While the US presents its actions as part of an effort to limit the influence of Al Qaeda in the US-backed opposition, it appears the main beneficiaries will be ISIS’ rivals, the Islamic Front and the Al Nusra Front. Al Nusra has itself openly pledged loyalty to Al Qaeda leader Ayman al-Zawahiri
Noting that the FSA would not benefit from the revival of US aid as much as Al Nusra, Le Nouvel Observateur cited Romain Caillet of the French Institute for the Near East in Beirut, who said: “Al Nusra is playing a double role. It is taking over various headquarters, largely without violence, and is waiting to see how things turn out to know whether they will keep their positions or give them up. Many fighters have already pledged allegiance to Al Nusra.”
Caillet added, “If ISIS really disappeared in Syria, all its foreign fighters who are not killed, captured, or have not fled the country will go over to Al Nusra, if only to protect their families, as many came with their wives and children.”
US imperialism’s strategy of fomenting regime-change across the Middle East by manipulating alliances with Sunni Islamist forces—which it embarked on after the working class toppled the Egyptian dictatorship of Hosni Mubarak in 2011—has devastated the region. Having torn Syria to shreds, it is threatening to engulf the entire Middle East in a broad war.
Fighting between the Syrian regime and the US-backed opposition has devastated Syria and the region, forcing 2.3 million people to flee to refugee camps outside Syria and internally displacing some 6.5 million people. Taken together, this represents over a third of Syria’s population of 22.4 million people.
Speaking on the spreading social catastrophe inside Syria, UN humanitarian affairs chief Baroness Valerie Amos told the BBC: “The sick and wounded have not been able to leave, we’ve not been able to get food in. There are reports of people on the brink of starvation, including in the Yarmouk Palestinian refugee camp close to the center of Damascus.”
Fighting also continues to escalate in Iraq, particularly in Sunni-majority areas of western Iraq, near the border with Syria, and US officials are considering a renewed invasion of the country already devastated by the 2003 invasion. The ongoing fighting, USA Today observed, is “raising the possibility of a major war in the Middle East with untold death, global oil shocks and, eventually, US military intervention.”
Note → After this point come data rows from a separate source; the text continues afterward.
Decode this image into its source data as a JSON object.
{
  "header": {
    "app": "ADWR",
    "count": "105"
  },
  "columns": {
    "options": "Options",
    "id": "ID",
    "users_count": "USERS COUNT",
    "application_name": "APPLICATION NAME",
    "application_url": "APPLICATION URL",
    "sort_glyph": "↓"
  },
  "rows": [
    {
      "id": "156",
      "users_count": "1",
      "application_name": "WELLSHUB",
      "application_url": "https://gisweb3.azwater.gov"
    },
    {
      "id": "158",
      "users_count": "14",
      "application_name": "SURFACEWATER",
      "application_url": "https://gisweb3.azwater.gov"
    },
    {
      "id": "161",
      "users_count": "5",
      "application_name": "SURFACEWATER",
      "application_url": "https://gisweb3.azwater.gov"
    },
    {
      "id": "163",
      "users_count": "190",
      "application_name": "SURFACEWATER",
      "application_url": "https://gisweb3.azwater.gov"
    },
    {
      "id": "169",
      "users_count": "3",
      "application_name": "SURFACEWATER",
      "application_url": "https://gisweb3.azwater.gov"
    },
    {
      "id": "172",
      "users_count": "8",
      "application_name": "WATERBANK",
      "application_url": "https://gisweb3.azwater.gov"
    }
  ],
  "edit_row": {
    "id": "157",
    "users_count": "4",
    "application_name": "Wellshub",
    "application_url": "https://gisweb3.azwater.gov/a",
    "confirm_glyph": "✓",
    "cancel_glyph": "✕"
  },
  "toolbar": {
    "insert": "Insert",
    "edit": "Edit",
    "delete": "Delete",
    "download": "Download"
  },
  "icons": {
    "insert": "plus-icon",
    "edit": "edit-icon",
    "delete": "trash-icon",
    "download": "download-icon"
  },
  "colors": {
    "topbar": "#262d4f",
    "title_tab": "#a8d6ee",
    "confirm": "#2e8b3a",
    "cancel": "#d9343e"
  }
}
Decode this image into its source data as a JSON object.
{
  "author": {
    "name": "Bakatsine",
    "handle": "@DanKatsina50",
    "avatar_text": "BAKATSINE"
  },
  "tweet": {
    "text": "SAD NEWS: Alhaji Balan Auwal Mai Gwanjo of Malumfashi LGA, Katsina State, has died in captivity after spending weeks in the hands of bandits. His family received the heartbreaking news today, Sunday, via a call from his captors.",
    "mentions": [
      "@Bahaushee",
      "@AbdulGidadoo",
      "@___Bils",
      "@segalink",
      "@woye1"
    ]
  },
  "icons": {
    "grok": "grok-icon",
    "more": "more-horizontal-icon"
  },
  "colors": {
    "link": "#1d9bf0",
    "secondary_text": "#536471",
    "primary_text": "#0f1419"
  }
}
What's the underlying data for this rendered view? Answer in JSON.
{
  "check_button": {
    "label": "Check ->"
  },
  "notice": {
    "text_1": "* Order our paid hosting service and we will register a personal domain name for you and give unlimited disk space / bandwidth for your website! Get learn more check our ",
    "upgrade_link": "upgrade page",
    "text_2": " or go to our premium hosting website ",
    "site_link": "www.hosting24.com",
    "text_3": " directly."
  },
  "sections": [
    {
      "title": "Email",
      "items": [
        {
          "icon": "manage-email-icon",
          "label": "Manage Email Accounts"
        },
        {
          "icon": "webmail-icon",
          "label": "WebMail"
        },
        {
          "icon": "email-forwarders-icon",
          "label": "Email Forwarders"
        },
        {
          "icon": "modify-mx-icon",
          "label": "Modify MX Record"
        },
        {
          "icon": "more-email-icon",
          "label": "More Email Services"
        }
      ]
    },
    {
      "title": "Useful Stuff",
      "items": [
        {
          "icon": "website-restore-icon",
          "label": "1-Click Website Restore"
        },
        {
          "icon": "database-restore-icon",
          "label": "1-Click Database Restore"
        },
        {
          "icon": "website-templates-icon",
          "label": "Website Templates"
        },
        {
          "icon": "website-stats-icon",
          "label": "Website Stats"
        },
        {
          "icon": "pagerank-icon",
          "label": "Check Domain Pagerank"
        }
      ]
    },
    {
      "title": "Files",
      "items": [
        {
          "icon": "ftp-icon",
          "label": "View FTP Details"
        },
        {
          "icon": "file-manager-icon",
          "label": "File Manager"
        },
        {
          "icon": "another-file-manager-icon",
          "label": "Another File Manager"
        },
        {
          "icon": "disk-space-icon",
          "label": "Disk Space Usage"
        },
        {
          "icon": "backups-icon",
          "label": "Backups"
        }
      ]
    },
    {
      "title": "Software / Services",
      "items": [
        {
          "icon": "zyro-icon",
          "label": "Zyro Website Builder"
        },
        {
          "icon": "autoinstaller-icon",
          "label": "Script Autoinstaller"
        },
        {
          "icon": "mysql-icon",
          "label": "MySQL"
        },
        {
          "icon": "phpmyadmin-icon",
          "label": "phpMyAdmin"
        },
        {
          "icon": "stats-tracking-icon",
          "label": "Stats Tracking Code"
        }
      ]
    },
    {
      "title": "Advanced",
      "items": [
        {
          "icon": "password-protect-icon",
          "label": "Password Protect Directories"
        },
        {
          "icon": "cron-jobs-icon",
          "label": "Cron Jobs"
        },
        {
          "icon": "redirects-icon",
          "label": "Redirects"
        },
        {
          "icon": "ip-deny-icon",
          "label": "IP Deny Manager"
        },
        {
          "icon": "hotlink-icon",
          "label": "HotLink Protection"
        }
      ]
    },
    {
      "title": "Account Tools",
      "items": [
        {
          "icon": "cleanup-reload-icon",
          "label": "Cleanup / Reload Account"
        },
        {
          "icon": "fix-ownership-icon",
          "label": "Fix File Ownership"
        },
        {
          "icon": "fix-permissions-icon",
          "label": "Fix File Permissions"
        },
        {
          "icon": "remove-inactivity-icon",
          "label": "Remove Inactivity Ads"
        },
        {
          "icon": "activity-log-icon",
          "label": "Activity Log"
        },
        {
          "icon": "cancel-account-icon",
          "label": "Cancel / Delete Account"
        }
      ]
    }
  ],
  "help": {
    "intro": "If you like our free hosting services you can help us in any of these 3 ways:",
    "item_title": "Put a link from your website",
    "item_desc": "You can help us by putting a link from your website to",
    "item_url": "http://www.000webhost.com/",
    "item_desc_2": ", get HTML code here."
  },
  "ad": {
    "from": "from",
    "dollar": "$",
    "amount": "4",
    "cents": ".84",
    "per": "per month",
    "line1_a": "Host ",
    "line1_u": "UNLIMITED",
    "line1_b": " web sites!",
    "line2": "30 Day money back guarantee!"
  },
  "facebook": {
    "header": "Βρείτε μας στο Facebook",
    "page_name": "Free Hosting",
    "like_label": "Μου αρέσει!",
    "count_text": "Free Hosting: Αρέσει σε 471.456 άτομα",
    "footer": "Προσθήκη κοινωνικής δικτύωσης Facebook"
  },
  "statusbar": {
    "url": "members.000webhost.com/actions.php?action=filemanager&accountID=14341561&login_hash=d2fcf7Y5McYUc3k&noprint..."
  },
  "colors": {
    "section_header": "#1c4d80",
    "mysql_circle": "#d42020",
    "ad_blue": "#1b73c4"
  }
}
Yesterday, 22 people were killed and more than 80 wounded in a series of car bombings and shootings in Baghdad and in Tuz Khurmato, in northern Iraq’s Salaheddin province.
The Iraqi regime is massing its forces outside of Fallujah, where Sunni Islamist forces have taken over the city and are holding it against the Maliki government, to whom the Obama administration is rushing military equipment and assistance.
Former US army intelligence officer Jessica Lewis told AFP, “The US Marines had difficulty assaulting Fallujah in 2004. The Iraqi army is not prepared to sustain a comparable fight.” In an assault, she added, “Iraqi security forces will most likely level Fallujah by overusing artillery and stand-off weapons to suppress the threat.”